Jakarta (ANTARA News) - Panitia Khusus (Pansus) DPR untuk mengusut kasus penghilangan orang secara paksa, Rabu, kembali memanggil dan meminta pemerintah menjelaskan penyelesaian kasus penculikan aktivis pada 1997-1998.

Dalam rapat kerja yang dipimpin Ketua Pansus Effendi Simbolon di Gedung DPR di Jakarta itu, pihak pemerintah hanya diwakili Jampidsus Marwan Effendi yang ditugaskan oleh Jaksa Agung Hendarman Supandji.
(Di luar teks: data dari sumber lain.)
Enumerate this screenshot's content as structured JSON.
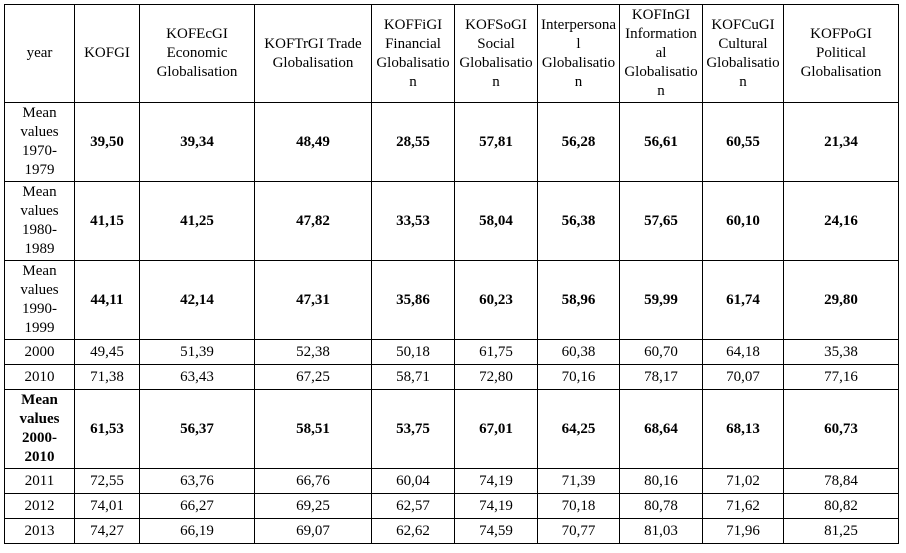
{
  "table": {
    "header": [
      "year",
      "KOFGI",
      "KOFEcGI Economic Globalisation",
      "KOFTrGI Trade Globalisation",
      "KOFFiGI Financial Globalisation",
      "KOFSoGI Social Globalisation",
      "Interpersonal Globalisation",
      "KOFInGI Informational Globalisation",
      "KOFCuGI Cultural Globalisation",
      "KOFPoGI Political Globalisation"
    ],
    "rows": [
      [
        "Mean values 1970-1979",
        "39,50",
        "39,34",
        "48,49",
        "28,55",
        "57,81",
        "56,28",
        "56,61",
        "60,55",
        "21,34"
      ],
      [
        "Mean values 1980-1989",
        "41,15",
        "41,25",
        "47,82",
        "33,53",
        "58,04",
        "56,38",
        "57,65",
        "60,10",
        "24,16"
      ],
      [
        "Mean values 1990-1999",
        "44,11",
        "42,14",
        "47,31",
        "35,86",
        "60,23",
        "58,96",
        "59,99",
        "61,74",
        "29,80"
      ],
      [
        "2000",
        "49,45",
        "51,39",
        "52,38",
        "50,18",
        "61,75",
        "60,38",
        "60,70",
        "64,18",
        "35,38"
      ],
      [
        "2010",
        "71,38",
        "63,43",
        "67,25",
        "58,71",
        "72,80",
        "70,16",
        "78,17",
        "70,07",
        "77,16"
      ],
      [
        "Mean values 2000-2010",
        "61,53",
        "56,37",
        "58,51",
        "53,75",
        "67,01",
        "64,25",
        "68,64",
        "68,13",
        "60,73"
      ],
      [
        "2011",
        "72,55",
        "63,76",
        "66,76",
        "60,04",
        "74,19",
        "71,39",
        "80,16",
        "71,02",
        "78,84"
      ],
      [
        "2012",
        "74,01",
        "66,27",
        "69,25",
        "62,57",
        "74,19",
        "70,18",
        "80,78",
        "71,62",
        "80,82"
      ],
      [
        "2013",
        "74,27",
        "66,19",
        "69,07",
        "62,62",
        "74,59",
        "70,77",
        "81,03",
        "71,96",
        "81,25"
      ]
    ]
  }
}
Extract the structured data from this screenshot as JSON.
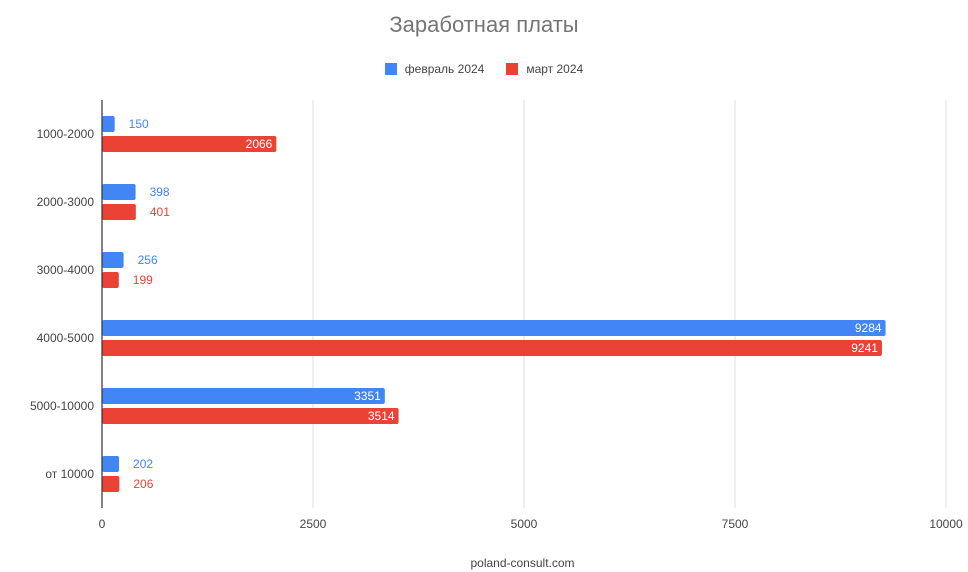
{
  "chart_data": {
    "type": "bar",
    "orientation": "horizontal",
    "title": "Заработная платы",
    "xlabel": "poland-consult.com",
    "ylabel": "",
    "categories": [
      "1000-2000",
      "2000-3000",
      "3000-4000",
      "4000-5000",
      "5000-10000",
      "от 10000"
    ],
    "series": [
      {
        "name": "февраль 2024",
        "color": "#4285f4",
        "values": [
          150,
          398,
          256,
          9284,
          3351,
          202
        ]
      },
      {
        "name": "март 2024",
        "color": "#ea4335",
        "values": [
          2066,
          401,
          199,
          9241,
          3514,
          206
        ]
      }
    ],
    "xlim": [
      0,
      10000
    ],
    "xticks": [
      0,
      2500,
      5000,
      7500,
      10000
    ],
    "grid": true,
    "legend_position": "top"
  }
}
Menurut Simbolon, dalam Raker itu Pansus mengundang Jaksa Agung Hendarman Supandji, Menko Polhukkam Widodo AS, Kapolri Jenderal Pol Bambang Hendarso Danuri, Kepala BIN Syamsir Siregar, dan Panglima TNI Jenderal Djoko Santoso.

Simbolon yang juga seorang politisi PDIP itu menjelaskan, Jaksa Agung dan Menko Polhukkam tidak hadir karena mendampingi Presiden Yudhoyono menghadiri acara "Bali Democracy Forum" di Nusa Dua, Bali.

Sementara Panglima TNI berkirim surat kepada DPR bahwa ia tidak dapat hadir karena harus memimpin upacara GBC Malindo di Mabes TNI dan Kapolri Raker dengan Komisi III DPR.

Sementara Kepala BIN tidak diketahui penyebab ketidakhadirannya.

Terhadap Jampidsus, Simbolon mengatakan bahwa Pansus tetap menyebut Marwan Effendi sebagai "Jaksa Agung" dan bukan jabatan Jampidsus-nya karena forum tersebut adalah rapat kerja.

"Kalau Jampidsus itu rapat teknis yang membahas soal anggaran, sementara rapat pansus ini adalah raker yang sifatnya politis," ujar Simbolon.

Dalam kesempatan itu, Simbolon mengatakan bahwa Pansus menghendaki adanya tindak lanjut jaksa agung atas laporan investigasi yang dilakukan Komnas HAM atas peristiwa penghilangan secara paksa sejumlah aktivis demokrasi.

Sementara itu Marwan Effendi mengatakan bahwa masih ada perbedaan persepsi antara DPR dengan pihak kejaksaan terhadap kasus itu.

Ditegaskannya bahwa kasus itu sebenarnya sudah selesai dengan digelarnya mahkamah militer dan para pelaku yang diduga terlibat juga telah dijatuhi hukuman.